A man who killed his wife was held in jail for ten years before it was decided he was insane at the time of the murder.
On the morning of 30th September 1840 Mrs Philburn was in her home in Stockdale Street in Vauxhall when she heard a major commotion upstairs. When she went to investigate she was confronted by the sight of her lodger Ann Kehoe coming out of her room covered in blood and screaming.
Soon afterwards she was met by Ann's husband Owen who was holding a ship's scraper and said 'I have done a nice job, I a not sorry for it, if I had not done it now I would do it again, this is what I have done it with.' As Mrs Philburn tried to come to terms with Owen's words, Ann ran out into the court and begged for help from a labourer named Anthony Griffin, telling him 'For God's sake carry me to a doctors or I shall fall dead.
Griffin took Ann to a druggists where she begged for her children to be brought to her before she died. She said that Owen had just had his breakfast and things seemed normal but without warning he got up and took hold of the scraper, saying 'This instrument is very sharp and three blows from this would take a man's life.' He then stabbed her twice in the head and when then had her hands slashed when she put them up to stop a third blow.
Dock labourer Owen remained calm as he was taken into custody, telling officers that he had murdered her at last. Whilst in the Northern Hospital Ann was visited by Bridget Collins, her daughter in law from an earlier marriage. Ann told her that Owen had considerably more difficulty in removing the ships scraper than embedding it in her head. She described how he had been perfectly sober as he did it, laughing that he would only get twelve months for it.
Ann lingered until 7th October, when she died. A post mortem by Dr Woodward revealed two fractures to the skull, with pieces of bone having embedded into the brain. Death, he believed, was due to abscesses on the brain caused by violence.
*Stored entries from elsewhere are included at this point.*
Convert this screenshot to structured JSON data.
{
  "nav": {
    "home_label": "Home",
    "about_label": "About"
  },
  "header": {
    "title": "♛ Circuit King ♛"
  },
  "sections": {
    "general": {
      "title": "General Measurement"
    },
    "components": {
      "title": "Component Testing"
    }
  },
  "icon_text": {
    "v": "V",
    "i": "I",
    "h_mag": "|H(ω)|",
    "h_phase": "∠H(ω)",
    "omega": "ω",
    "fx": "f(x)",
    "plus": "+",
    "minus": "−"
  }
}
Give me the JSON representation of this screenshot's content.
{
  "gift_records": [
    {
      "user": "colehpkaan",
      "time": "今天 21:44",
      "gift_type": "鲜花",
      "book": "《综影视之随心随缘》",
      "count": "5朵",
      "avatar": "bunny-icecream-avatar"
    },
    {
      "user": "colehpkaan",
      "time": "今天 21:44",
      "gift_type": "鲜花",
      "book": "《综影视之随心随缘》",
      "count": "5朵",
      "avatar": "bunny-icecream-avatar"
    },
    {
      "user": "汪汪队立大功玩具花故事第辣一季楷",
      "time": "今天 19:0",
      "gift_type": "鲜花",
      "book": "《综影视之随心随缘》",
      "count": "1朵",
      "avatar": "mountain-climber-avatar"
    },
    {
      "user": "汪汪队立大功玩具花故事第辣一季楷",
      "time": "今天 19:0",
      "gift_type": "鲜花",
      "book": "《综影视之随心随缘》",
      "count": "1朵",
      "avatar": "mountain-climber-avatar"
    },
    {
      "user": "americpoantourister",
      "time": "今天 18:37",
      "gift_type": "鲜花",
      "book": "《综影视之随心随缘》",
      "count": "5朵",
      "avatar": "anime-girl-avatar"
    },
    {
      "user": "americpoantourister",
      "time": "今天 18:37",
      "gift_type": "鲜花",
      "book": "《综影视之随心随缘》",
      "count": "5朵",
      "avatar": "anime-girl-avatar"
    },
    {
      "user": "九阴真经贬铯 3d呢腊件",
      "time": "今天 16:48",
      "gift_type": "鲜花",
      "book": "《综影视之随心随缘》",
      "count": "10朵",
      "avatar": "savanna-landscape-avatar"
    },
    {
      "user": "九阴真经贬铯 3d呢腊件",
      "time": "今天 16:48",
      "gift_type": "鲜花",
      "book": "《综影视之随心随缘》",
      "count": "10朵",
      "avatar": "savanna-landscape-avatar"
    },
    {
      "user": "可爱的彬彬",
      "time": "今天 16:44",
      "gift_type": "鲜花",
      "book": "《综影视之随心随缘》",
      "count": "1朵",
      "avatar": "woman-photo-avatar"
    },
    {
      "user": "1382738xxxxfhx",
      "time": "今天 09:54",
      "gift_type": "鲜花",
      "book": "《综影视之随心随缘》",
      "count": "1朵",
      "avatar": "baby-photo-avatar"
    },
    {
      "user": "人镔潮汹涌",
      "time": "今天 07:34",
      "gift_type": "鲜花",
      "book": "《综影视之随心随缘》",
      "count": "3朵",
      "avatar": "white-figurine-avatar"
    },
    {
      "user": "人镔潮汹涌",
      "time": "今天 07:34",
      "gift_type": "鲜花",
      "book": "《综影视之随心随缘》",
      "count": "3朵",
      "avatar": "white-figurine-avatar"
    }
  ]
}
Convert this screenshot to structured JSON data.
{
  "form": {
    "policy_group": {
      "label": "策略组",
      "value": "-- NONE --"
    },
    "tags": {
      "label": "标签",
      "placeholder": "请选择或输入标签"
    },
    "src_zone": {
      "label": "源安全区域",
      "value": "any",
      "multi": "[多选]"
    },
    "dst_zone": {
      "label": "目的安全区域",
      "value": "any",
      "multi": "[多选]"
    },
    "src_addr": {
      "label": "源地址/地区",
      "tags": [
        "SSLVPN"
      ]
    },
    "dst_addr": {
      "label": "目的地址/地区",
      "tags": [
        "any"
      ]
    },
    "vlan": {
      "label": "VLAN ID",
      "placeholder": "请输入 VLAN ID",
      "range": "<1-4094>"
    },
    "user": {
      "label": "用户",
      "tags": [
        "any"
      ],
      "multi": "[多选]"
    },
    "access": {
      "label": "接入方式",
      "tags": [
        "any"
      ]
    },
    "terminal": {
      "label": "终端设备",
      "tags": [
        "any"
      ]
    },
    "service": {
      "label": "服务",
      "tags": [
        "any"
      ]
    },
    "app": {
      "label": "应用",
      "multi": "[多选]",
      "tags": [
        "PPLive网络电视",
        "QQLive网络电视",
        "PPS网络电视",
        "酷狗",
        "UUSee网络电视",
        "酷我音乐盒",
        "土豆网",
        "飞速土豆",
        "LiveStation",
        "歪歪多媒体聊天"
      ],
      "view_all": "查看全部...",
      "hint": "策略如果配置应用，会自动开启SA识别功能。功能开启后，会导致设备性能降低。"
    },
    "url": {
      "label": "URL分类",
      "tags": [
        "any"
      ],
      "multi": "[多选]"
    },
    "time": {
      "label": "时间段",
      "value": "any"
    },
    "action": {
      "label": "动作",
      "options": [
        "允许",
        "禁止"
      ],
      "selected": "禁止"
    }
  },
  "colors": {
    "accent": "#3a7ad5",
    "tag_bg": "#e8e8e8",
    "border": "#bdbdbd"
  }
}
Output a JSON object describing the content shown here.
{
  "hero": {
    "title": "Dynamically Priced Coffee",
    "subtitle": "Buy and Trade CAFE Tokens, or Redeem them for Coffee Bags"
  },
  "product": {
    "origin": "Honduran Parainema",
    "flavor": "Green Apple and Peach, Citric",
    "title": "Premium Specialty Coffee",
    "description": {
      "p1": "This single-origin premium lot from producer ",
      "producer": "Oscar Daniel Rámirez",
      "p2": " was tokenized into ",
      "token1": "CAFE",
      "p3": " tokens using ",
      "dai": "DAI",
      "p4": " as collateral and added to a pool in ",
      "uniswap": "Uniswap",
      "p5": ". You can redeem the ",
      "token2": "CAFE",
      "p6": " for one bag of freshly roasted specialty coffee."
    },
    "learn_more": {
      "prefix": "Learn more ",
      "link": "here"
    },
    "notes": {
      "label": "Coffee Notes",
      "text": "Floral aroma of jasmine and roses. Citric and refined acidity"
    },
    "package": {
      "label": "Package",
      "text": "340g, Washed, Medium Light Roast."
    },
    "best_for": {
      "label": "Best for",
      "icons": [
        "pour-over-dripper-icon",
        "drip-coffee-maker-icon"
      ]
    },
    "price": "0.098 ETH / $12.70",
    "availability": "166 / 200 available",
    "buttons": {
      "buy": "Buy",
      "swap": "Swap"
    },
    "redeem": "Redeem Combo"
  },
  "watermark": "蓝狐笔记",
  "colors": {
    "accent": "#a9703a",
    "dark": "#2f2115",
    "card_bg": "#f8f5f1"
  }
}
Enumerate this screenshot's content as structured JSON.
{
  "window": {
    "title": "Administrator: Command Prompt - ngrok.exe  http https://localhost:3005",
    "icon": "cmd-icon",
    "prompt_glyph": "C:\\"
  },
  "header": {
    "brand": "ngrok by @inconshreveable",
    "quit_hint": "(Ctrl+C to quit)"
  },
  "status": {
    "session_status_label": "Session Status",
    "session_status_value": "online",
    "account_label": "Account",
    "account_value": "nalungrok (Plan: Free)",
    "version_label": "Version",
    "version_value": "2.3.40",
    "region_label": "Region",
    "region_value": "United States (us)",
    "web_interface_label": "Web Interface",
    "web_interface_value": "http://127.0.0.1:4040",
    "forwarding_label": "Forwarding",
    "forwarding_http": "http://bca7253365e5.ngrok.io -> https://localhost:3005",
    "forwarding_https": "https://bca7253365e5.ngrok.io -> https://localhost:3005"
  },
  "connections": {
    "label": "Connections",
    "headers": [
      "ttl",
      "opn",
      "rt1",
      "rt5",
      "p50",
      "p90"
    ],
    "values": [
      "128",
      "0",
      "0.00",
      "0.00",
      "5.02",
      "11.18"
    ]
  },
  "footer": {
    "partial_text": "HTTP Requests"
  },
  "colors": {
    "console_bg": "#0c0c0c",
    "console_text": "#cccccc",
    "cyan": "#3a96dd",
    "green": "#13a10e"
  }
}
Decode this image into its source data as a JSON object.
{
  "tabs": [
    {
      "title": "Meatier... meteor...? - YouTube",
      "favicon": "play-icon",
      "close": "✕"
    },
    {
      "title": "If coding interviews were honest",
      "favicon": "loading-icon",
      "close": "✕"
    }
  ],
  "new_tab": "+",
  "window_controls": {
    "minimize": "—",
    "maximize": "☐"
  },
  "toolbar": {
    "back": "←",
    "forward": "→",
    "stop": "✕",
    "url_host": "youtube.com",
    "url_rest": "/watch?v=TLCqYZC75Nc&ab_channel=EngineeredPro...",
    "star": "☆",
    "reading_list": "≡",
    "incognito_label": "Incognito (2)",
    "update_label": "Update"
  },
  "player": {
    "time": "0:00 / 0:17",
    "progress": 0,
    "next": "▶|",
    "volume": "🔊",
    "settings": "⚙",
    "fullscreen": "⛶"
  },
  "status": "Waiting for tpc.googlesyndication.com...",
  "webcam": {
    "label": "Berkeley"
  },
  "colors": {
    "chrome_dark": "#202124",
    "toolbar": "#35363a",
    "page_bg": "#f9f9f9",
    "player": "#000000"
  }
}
A post mortem before the coroner Mr P F Curry returned a verdict of wilful murder, but Owen's trials were repeatedly postponed due to his mental state. On one appearance he stood at the bar whistling and biting his thumb.
Eventually, on 12th August 1850 he appeared before Mr Justice Wightman at the South Lancashire assizes at St Geroge's Hall. Mrs Philburn gave evidence as to what she had witnessed while Dr Chalmer from Walton gaol stated that he had observed Owen for a long time in prison and felt he was insane at the time of the killing, but now better. The jury found him guilty but insane, and with him still being deemed a danger was held at Her Majesty's pleasure.